Monday, June 10, 2013

Gone Girl - Gillian Flynn - Mind games that people play

Gillian Flynn's diabolically ingenious 'Gone Girl' begins as , on their fifth wedding anniversary Nick Dunne reports that his wife Amy has gone missing. According to him, he had seen her in the morning, but by forenoon she is missing with signs in the house that point to a struggle.  Right from this beginning to the end of the first part, the novel is an intoxicating mix of dissemination and dissembling, (seemingly) random clues thrown casually (are they actually random or even a clue or are they red herrings), by Nick the narrator of the first part who "lies by omission" (dissembling) but hints at it, thereby allowing us, the reader not trust him completely him right from the beginning. Interleaved with his narrative are pages of Amy's diary which act as an counterpoint to Nick's musings about his married life.

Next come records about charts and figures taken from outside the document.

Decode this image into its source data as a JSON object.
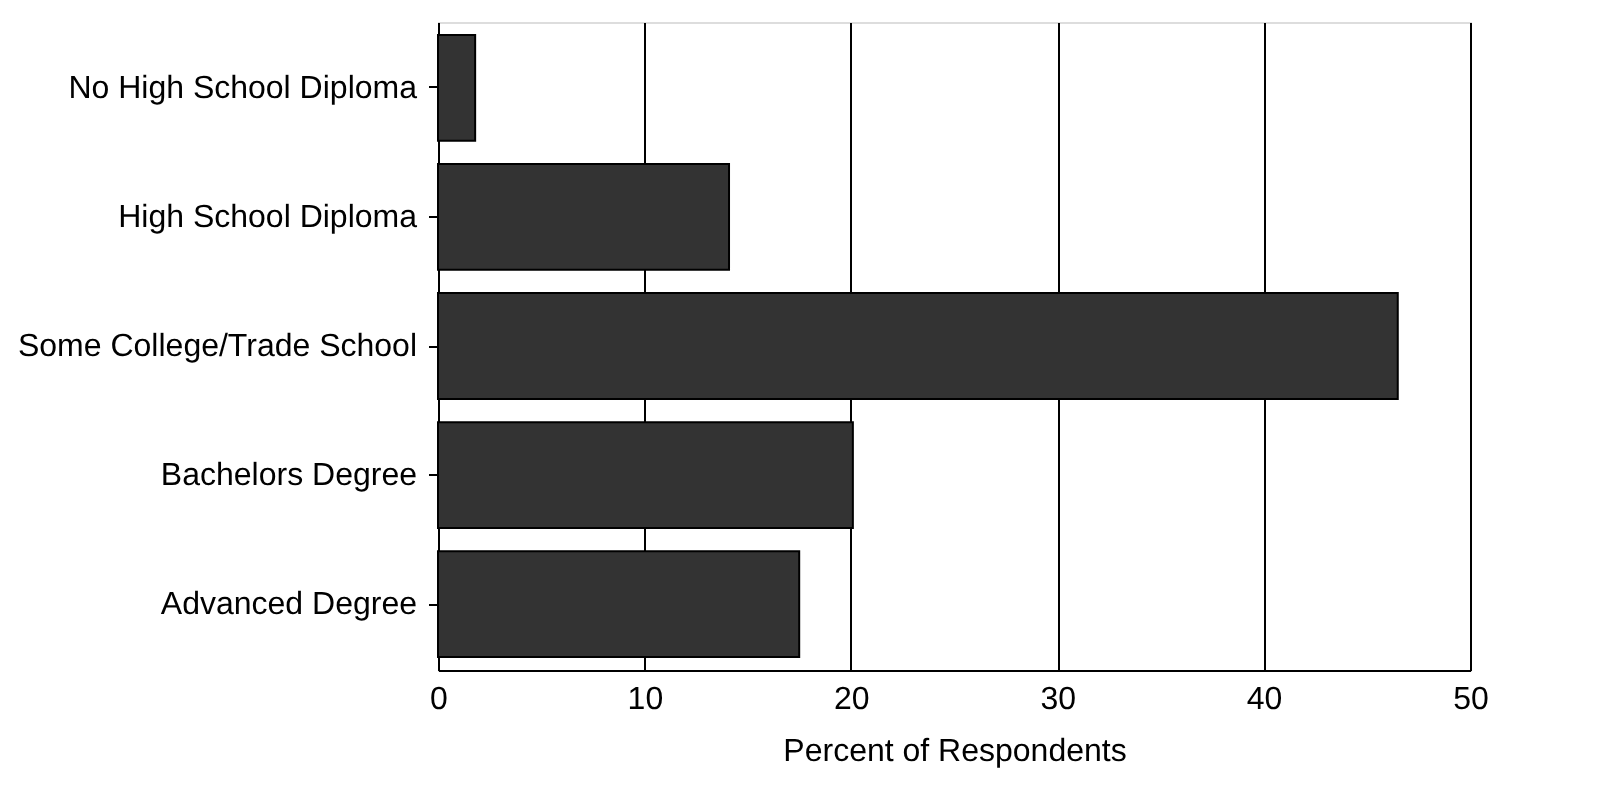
{
  "chart_data": {
    "type": "bar",
    "orientation": "horizontal",
    "xlabel": "Percent of Respondents",
    "categories": [
      "No High School Diploma",
      "High School Diploma",
      "Some College/Trade School",
      "Bachelors Degree",
      "Advanced Degree"
    ],
    "values": [
      1.8,
      14.1,
      46.5,
      20.1,
      17.5
    ],
    "color": "#333333",
    "xlim": [
      0,
      50
    ],
    "xticks": [
      0,
      10,
      20,
      30,
      40,
      50
    ],
    "grid": "x"
  }
}
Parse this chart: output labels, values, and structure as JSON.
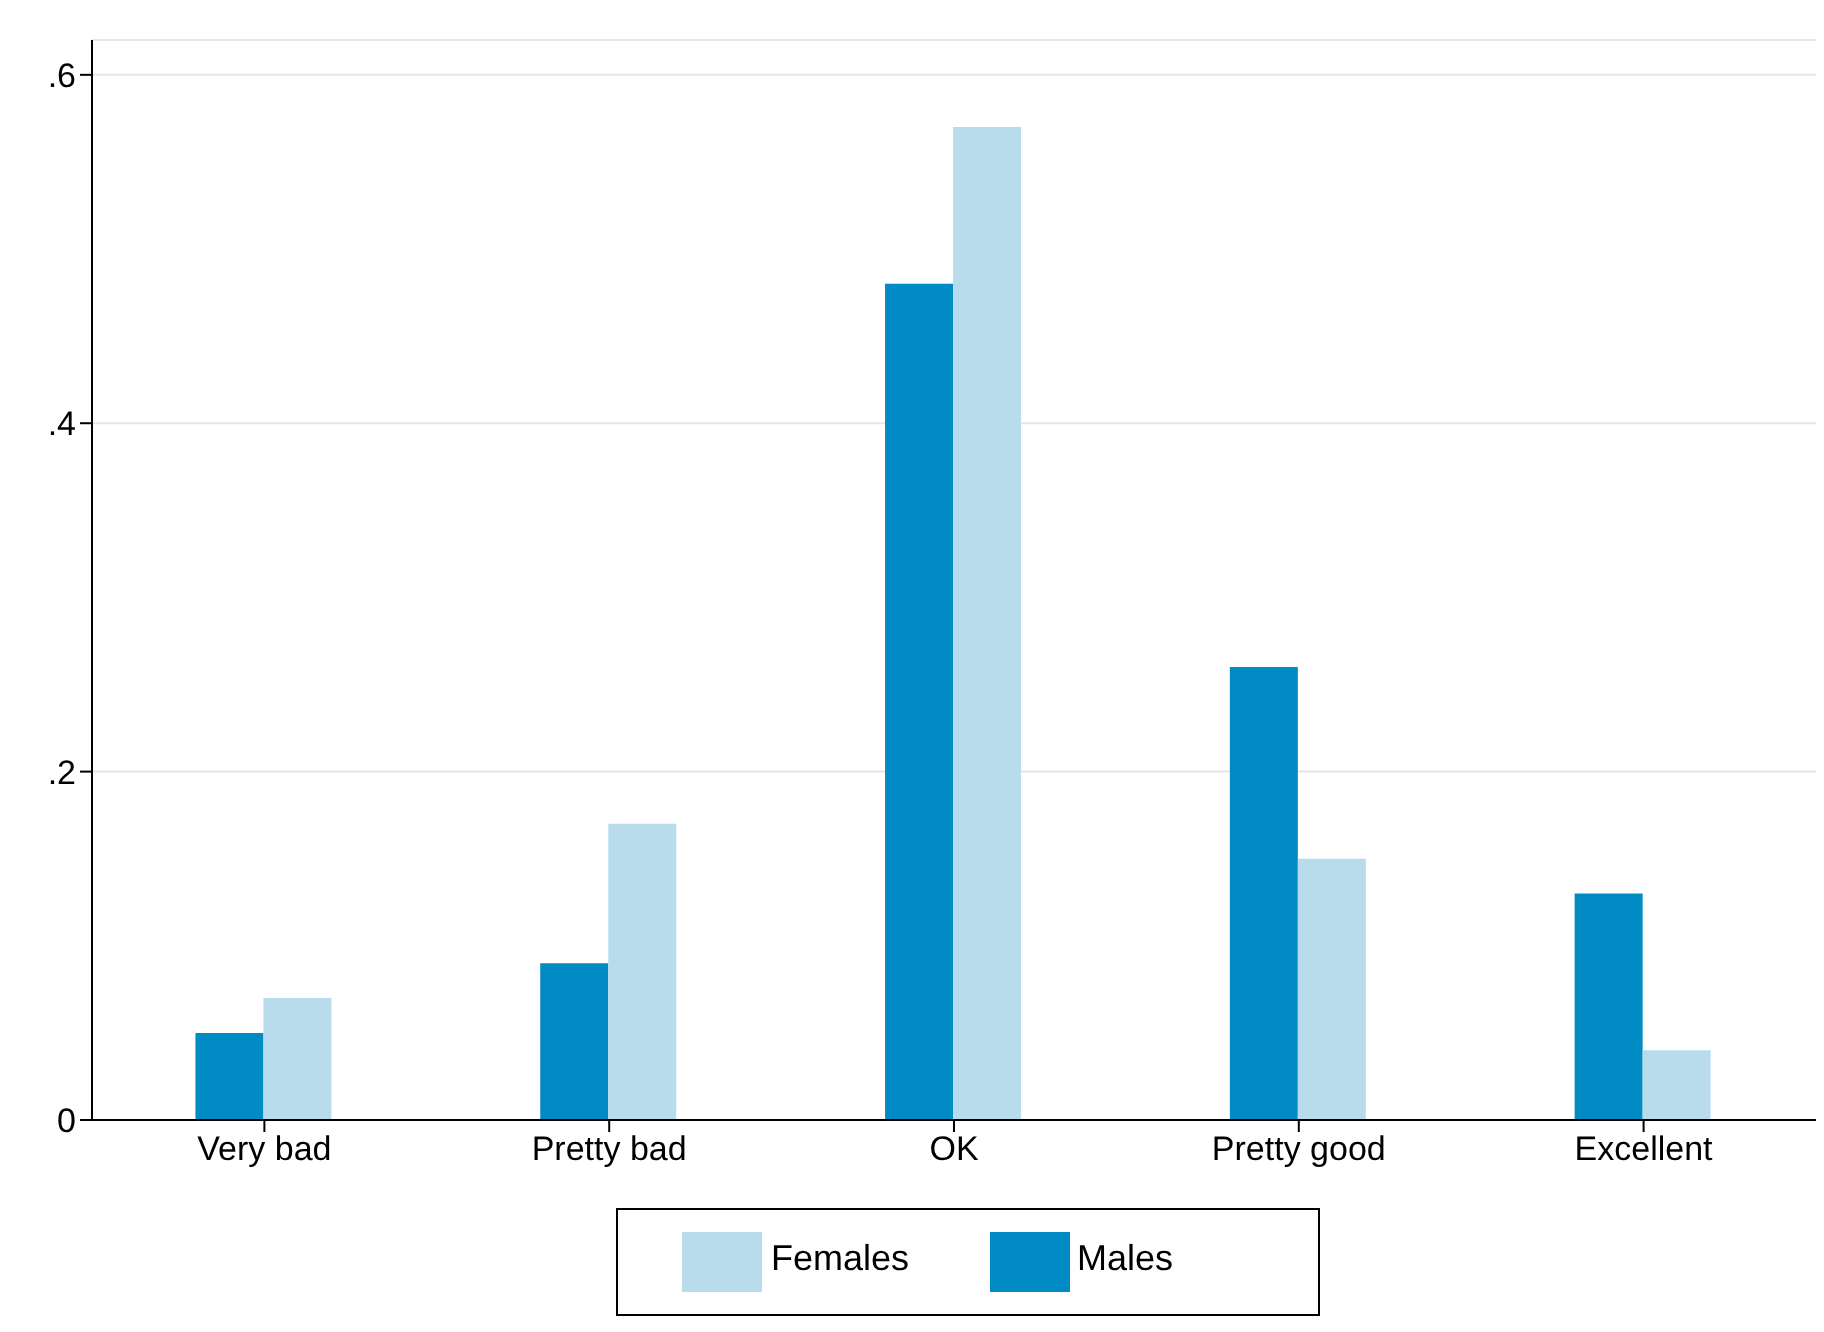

Amy, whose parents have been in love  for ever, clinical psychologists who have even written a (once upon a time) highly successful series about a perfect kid "amy". Nick, brought up by his mother who doted on him after a divorce from her husband who was not a utterly evil man but basically a MCP. Divergent backgrounds, affluence, they may not have been (?) the perfect match as far as familial backgrounds, but their personalities seemed to match and they were happily married, "were" being the key word here. As the narrative progresses and we learn more about their lives we tend to see it as 2 ways, as either the worst match made in heaven or the best match made in hell. It is all just perception as Nick/Amy take turns in their battle of emotional manipulation to manipulate not just each other but us the readers too. The adage "nothing is what as it seems" fits perfectly here. 

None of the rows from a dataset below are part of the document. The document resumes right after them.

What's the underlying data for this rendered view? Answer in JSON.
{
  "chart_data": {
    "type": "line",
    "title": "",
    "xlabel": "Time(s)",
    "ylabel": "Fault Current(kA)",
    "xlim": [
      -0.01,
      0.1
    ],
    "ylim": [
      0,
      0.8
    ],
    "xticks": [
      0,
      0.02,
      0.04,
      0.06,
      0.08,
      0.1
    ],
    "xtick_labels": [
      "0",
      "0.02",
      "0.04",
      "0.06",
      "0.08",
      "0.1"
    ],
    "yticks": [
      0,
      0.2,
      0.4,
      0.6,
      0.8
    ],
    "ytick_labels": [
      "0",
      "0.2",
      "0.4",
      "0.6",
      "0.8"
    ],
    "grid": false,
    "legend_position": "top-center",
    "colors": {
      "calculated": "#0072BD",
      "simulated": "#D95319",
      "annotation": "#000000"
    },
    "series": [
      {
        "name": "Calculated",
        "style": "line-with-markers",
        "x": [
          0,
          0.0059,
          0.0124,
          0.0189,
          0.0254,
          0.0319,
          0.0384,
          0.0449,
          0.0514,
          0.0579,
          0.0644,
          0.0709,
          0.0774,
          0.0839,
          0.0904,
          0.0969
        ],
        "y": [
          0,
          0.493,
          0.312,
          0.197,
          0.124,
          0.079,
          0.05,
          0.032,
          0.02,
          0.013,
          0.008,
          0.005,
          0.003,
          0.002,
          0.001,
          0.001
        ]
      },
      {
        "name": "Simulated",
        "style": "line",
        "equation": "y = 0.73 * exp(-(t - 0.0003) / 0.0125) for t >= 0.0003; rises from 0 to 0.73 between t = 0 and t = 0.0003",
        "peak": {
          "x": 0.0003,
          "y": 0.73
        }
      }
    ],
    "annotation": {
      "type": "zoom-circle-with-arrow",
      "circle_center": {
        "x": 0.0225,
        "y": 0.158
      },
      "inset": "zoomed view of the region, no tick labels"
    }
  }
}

The first part does take a bit of time to conclude, but Flynn ends it just as we start getting antsy of the proceedings and blows the story open. Yes, the revelation at this point can be guessed (even if not fully, but partially), and the readers looks forward to the remainder of the novel with a bit of smugness and worry. Smug because, he feels good at his prediction coming true, worry because he does not know what more can happen and how can the author hold his interest after this. Worry not, because the books takes on an extra, no multiple extra gears at this point and probes the deepest depths of  manipulative human behavior and the mind games that people play to control others, a game that is so subtle that you could be sucked into it without knowing that you are part of game.  The truth (or the only truth that we can be fairly sure about at is) is that this is game where the puppet can also becomes the puppeteer sometimes, roles interchanging, but not without the characters giving in without a fight.

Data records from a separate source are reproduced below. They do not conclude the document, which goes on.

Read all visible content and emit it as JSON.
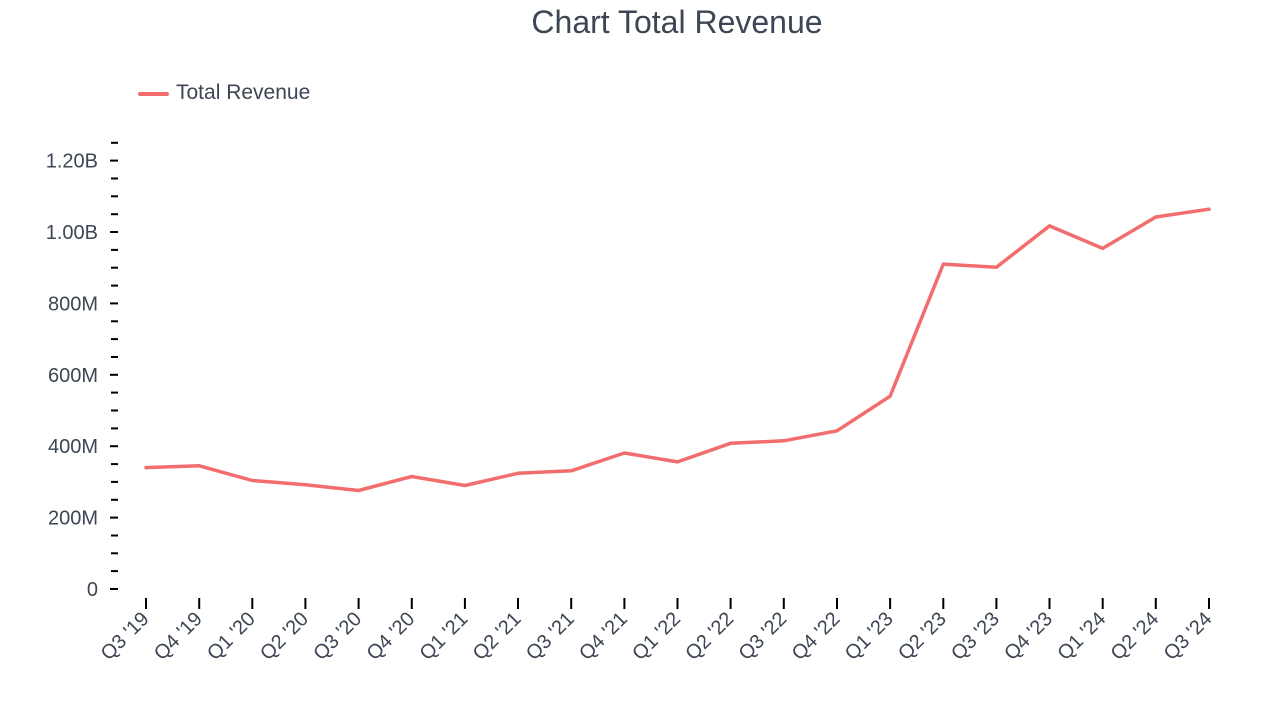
{
  "chart_data": {
    "type": "line",
    "title": "Chart Total Revenue",
    "xlabel": "",
    "ylabel": "",
    "categories": [
      "Q3 '19",
      "Q4 '19",
      "Q1 '20",
      "Q2 '20",
      "Q3 '20",
      "Q4 '20",
      "Q1 '21",
      "Q2 '21",
      "Q3 '21",
      "Q4 '21",
      "Q1 '22",
      "Q2 '22",
      "Q3 '22",
      "Q4 '22",
      "Q1 '23",
      "Q2 '23",
      "Q3 '23",
      "Q4 '23",
      "Q1 '24",
      "Q2 '24",
      "Q3 '24"
    ],
    "series": [
      {
        "name": "Total Revenue",
        "color": "#f26d6d",
        "values": [
          340000000,
          345000000,
          304000000,
          292000000,
          276000000,
          315000000,
          290000000,
          324000000,
          331000000,
          381000000,
          356000000,
          408000000,
          415000000,
          443000000,
          540000000,
          910000000,
          901000000,
          1017000000,
          954000000,
          1042000000,
          1064000000
        ]
      }
    ],
    "ylim": [
      0,
      1250000000
    ],
    "yticks": [
      {
        "value": 0,
        "label": "0"
      },
      {
        "value": 200000000,
        "label": "200M"
      },
      {
        "value": 400000000,
        "label": "400M"
      },
      {
        "value": 600000000,
        "label": "600M"
      },
      {
        "value": 800000000,
        "label": "800M"
      },
      {
        "value": 1000000000,
        "label": "1.00B"
      },
      {
        "value": 1200000000,
        "label": "1.20B"
      }
    ],
    "minor_tick_step": 50000000,
    "grid": false,
    "legend": "top-left"
  }
}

At one level this is a straight forward mystery novel,  at another a psychological thriller and at yet another level this is also a story of modern dysfunctional relationships. Just assume what would happen if say, the characters of Jonathan Franzen's "The Corrections" descended one level deeper into the morass that is their relationship. This is how close 'Gone Girl' is us and this is what makes the novel truly horrific. The actual events and mind games are in themselves potent enough to take your breath, but the truly scary thing here is the motivation behind the actions of the characters, motivations which show to us the depth to which one can go when one craves control beyond (if any) acceptable limits. One may not actually do what the characters in the novel do to each other, but a lot of us would surely identify behind the rationale of the characters and it is indeed a sobering thought that we of the 'civilized' society are capable of such nefarious mind games. The power of media is an important component of the novel, Flynn showing how much more important it is these days for any accused to look good in the media (print/visual) before actually worrying about the case. As one character says, the jury these days cannot be isolated for ever, not in these days of  internet. Irrespective of who the jury is going to be (indeed before even a case of filed), you need to look good in front of the media. The media, in both its professional (newspapers, tv shows) and amateur (blogs, facebook, twitter) forms have to absolve you first. Actually what I am saying is wrong, these days it doesn't seem to matter what the jury/court says, if the media decides to crucify you, you are done for. 

For all it's brilliance, the final move in this mind game (before the ending) let me down. It isn't that it is a lazy, hastily thought out one, it is actually done clinically with clues thrown earlier in the novel. The problem here is that the move goes against the grain of everything that the person who makes the move stands for. It is quite a stretch to accept or even imagine that such a person would make such a move, but still it is not so jarring as to undo the entire novel. It is with a mix of soberness and voyeuristic hope that we end the novel, sober at the actions of people who are ready to do any bad to each other, hope because there is a strong possibility of a sequel here and we are voyeur enough to be ready for it. But whether a sequel happens or not, I am going to be looking out for Flynn's earlier works and other future works. 2 excellent crime fiction novels in 3 days, this has been a good period of crime me, my homicidal barometer should be quite high now though.